Yesterday I made a point about regulation versus production. The scenario I laid out above, in order to be really considered, would have had to have been so justified, so fortified charts and graphs and histograms and pentagrams and mammograms that by the end of it all, 99% of us would have said "fuck it, it's your barbecue, do what you want." Late night shillsters don't get rich telling people how to consolidate their gains and make modest, steady incomes while livig within their means. Everyone wants to hear about the upside.

The upside of what happened today is that American public companies lost about 5% of their value.
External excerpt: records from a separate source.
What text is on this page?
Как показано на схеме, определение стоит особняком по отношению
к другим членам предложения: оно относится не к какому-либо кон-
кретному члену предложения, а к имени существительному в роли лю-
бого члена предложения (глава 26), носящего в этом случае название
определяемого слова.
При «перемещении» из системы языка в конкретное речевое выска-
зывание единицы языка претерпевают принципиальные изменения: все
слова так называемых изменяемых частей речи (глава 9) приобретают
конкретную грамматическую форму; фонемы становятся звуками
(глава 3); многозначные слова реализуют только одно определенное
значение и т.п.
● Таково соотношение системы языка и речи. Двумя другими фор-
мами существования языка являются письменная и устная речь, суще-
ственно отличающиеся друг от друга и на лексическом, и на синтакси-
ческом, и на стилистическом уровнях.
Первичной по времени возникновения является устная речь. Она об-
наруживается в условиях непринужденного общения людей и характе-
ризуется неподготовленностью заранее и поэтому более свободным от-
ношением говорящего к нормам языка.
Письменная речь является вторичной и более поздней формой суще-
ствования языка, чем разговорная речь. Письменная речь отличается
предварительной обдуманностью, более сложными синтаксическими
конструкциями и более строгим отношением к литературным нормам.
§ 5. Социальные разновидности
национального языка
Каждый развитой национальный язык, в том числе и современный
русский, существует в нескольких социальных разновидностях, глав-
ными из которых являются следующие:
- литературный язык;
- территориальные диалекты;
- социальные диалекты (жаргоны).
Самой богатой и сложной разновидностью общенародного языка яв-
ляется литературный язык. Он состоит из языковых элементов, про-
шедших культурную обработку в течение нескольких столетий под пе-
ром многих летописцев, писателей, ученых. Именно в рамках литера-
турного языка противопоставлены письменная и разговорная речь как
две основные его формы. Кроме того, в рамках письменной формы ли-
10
American investors lost trillions of dollars.

My wife and I are examining some very possible scenarios in which one or both of us winds up needing a new job. I am probably pretty insulated until early spring, when this project wraps. At that point, it will be a game to see if the next job gets funded. I'm pretty pessimistic about that, which leaves me to wonder whether my company will want to let a bunch of experienced and talented people go away. I don't know what the answer will be, but I'm not going to bury my head in the sand and wait for it. I guess my answer is just to try and prepare as well as possible, and start living a little further within our means. I really feel bad for people who are leveraged into a lot of stuff. Our worst case isn't exactly pretty, but it's not awful either. For others, that is decidedly not the case.
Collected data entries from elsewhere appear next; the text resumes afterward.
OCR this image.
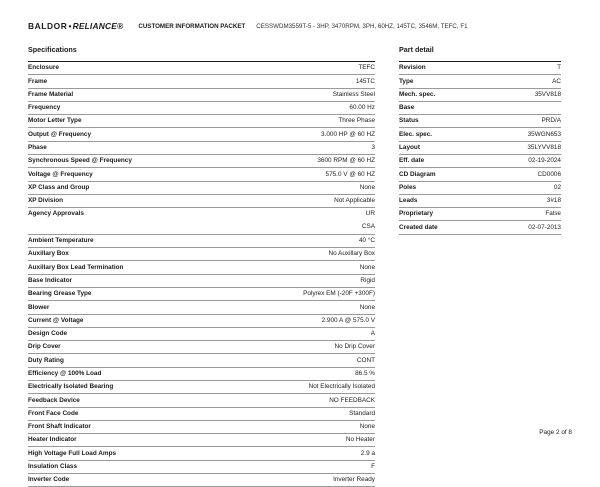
BALDOR•RELIANCE® CUSTOMER INFORMATION PACKET CESSWDM3559T-5 - 3HP, 3470RPM, 3PH, 60HZ, 145TC, 3546M, TEFC, F1
Specifications
Enclosure	TEFC
Frame	145TC
Frame Material	Stainless Steel
Frequency	60.00 Hz
Motor Letter Type	Three Phase
Output @ Frequency	3.000 HP @ 60 HZ
Phase	3
Synchronous Speed @ Frequency	3600 RPM @ 60 HZ
Voltage @ Frequency	575.0 V @ 60 HZ
XP Class and Group	None
XP Division	Not Applicable
Agency Approvals	UR
CSA
Ambient Temperature	40 °C
Auxillary Box	No Auxillary Box
Auxillary Box Lead Termination	None
Base Indicator	Rigid
Bearing Grease Type	Polyrex EM (-20F +300F)
Blower	None
Current @ Voltage	2.900 A @ 575.0 V
Design Code	A
Drip Cover	No Drip Cover
Duty Rating	CONT
Efficiency @ 100% Load	86.5 %
Electrically Isolated Bearing	Not Electrically Isolated
Feedback Device	NO FEEDBACK
Front Face Code	Standard
Front Shaft Indicator	None
Heater Indicator	No Heater
High Voltage Full Load Amps	2.9 a
Insulation Class	F
Inverter Code	Inverter Ready
Part detail
Revision	T
Type	AC
Mech. spec.	35VV818
Base
Status	PRD/A
Elec. spec.	35WGN653
Layout	35LYVV818
Eff. date	02-19-2024
CD Diagram	CD0006
Poles	02
Leads	3#18
Proprietary	False
Created date	02-07-2013
Page 2 of 8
Congrats to Pete Custer on winning at Turkey Day. When is Coppi going to make with the results of their race?

To stay on topic, assuming the topic is cycling, why are there so few aluminum tubular rims available?


cclarke said...

I don't disagree that the foreclosure situation is looking grim and probably bound to get worse but the 9% figure you quote includes mortgages that are delinquent as well as mortgages in foreclosure. The percentage of mortgages actually in foreclosure was 2.8% for the second quarter.

Chuck Wagon said...

yeah, absolutely agree. the times stated it as in default, the technical definition of which starts at the first "you're late" notice.

2.8 is a big percent.

Jim said...

The current default & foreclosure rate is identical to the rate in 1985. Enough of the friggin Armageddon talk already. Yep, we've got a pretty dire re-adjustment coming, but it's mainly going to hurt people who probably shouldn't have been buying homes, and those with capital who utterly failed to perform due diligence. Even with all the doom and gloom, the economy still grew at a 3.1 annual rate last quarter.

Shumpeter had a comment the other day - this isn't a bad thing because it's the market's way of clearing out the dead weight, businesses that simply don't belong in the market because they aren't efficient. They will be replaced by businesses that do business the right way.
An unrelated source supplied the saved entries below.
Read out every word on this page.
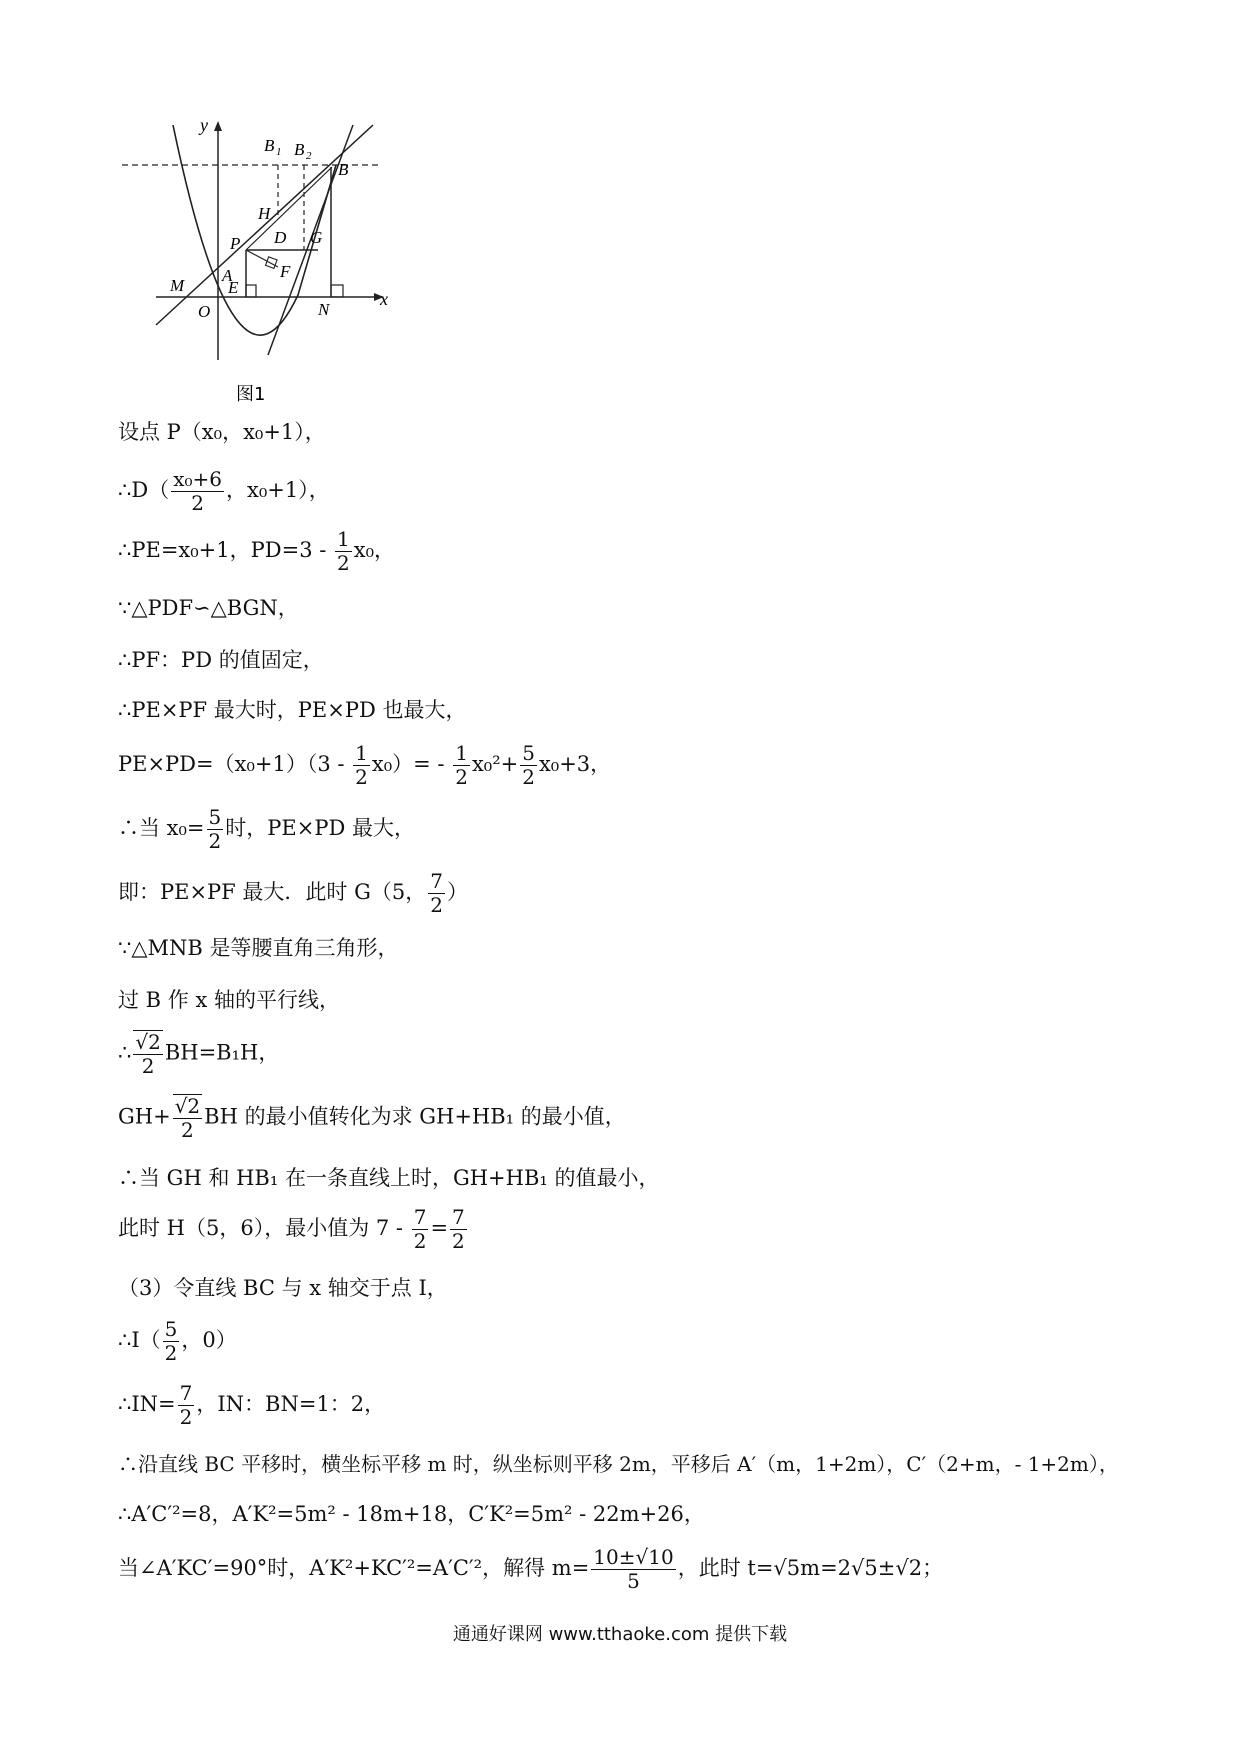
y
x
O
M
A
E
N
P
H
D G
F
B
B 1 B 2
图1
设点 P（x₀，x₀+1），
∴D（ $\frac{\text{x₀+6}}{2}$ ，x₀+1），
∴PE=x₀+1，$PD=3 - \frac{1}{2} x_0$，
∵△PDF∽△BGN，
∴PF：PD 的值固定，
∴PE×PF 最大时，PE×PD 也最大，
$PE\times PD=(x_0+1)(3 - \frac{1}{2} x_0)= - \frac{1}{2} x_0^2+ \frac{5}{2} x_0+3$，
∴当 $x_0= \frac{5}{2}$ 时，PE×PD 最大，
即：PE×PF 最大．此时 G（5， $\frac{7}{2}$ ）
∵△MNB 是等腰直角三角形，
过 B 作 x 轴的平行线，
∴ $\frac{√2}{2} BH=B_1H$，
$GH+ \frac{√2}{2}$ BH 的最小值转化为求 GH+HB₁ 的最小值，
∴当 GH 和 HB₁ 在一条直线上时，GH+HB₁ 的值最小，
此时 H（5，6），最小值为 $7 - \frac{7}{2} = \frac{7}{2}$
（3）令直线 BC 与 x 轴交于点 I，
∴I（ $\frac{5}{2}$ ，0）
∴IN= $\frac{7}{2}$ ，IN：BN=1：2，
∴沿直线 BC 平移时，横坐标平移 m 时，纵坐标则平移 2m，平移后 A′（m，1+2m），C′（2+m，- 1+2m），
∴A′C′²=8，A′K²=5m² - 18m+18，C′K²=5m² - 22m+26，
当∠A′KC′=90°时，A′K²+KC′²=A′C′²，解得 $m= \frac{10\pm√10}{5}$ ，此时 t=√5m=2√5±√2；
通通好课网 www.tthaoke.com 提供下载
Yeah, there's some economic fears on my part too, my wife is between jobs right now, but on the other hand, I don't see a lot of really skinny people walking around America just yet. I think we'll be okay. I think some of the panic is due to the election year, at least one of the candidates is talking about right now as being worse than the Great Depression, an assertion that I find a little surprising.

Chuck Wagon said...

Jim -
We'll just have to disagree on our outlooks here. Not to say that I am not cheering the passing of a way of doing business (both corporate and personal) that I never agreed with in the first place, but there's one man's dire re-adjustment is another man's well, dire re-adjustment. Less than a year ago, all the big investment banks were going to put together about an $80 billion dollar fund to cauterize the subprime wound. There have since been DAYS when announced write downs would have bankrupted an $80 billion fund. Also, we have the three year annuversary of the biggest year for origination of no money down interest only ARMs yet to come. Want to make a bet on which way the default rate is headed?
So, enough of the pollyana talk already!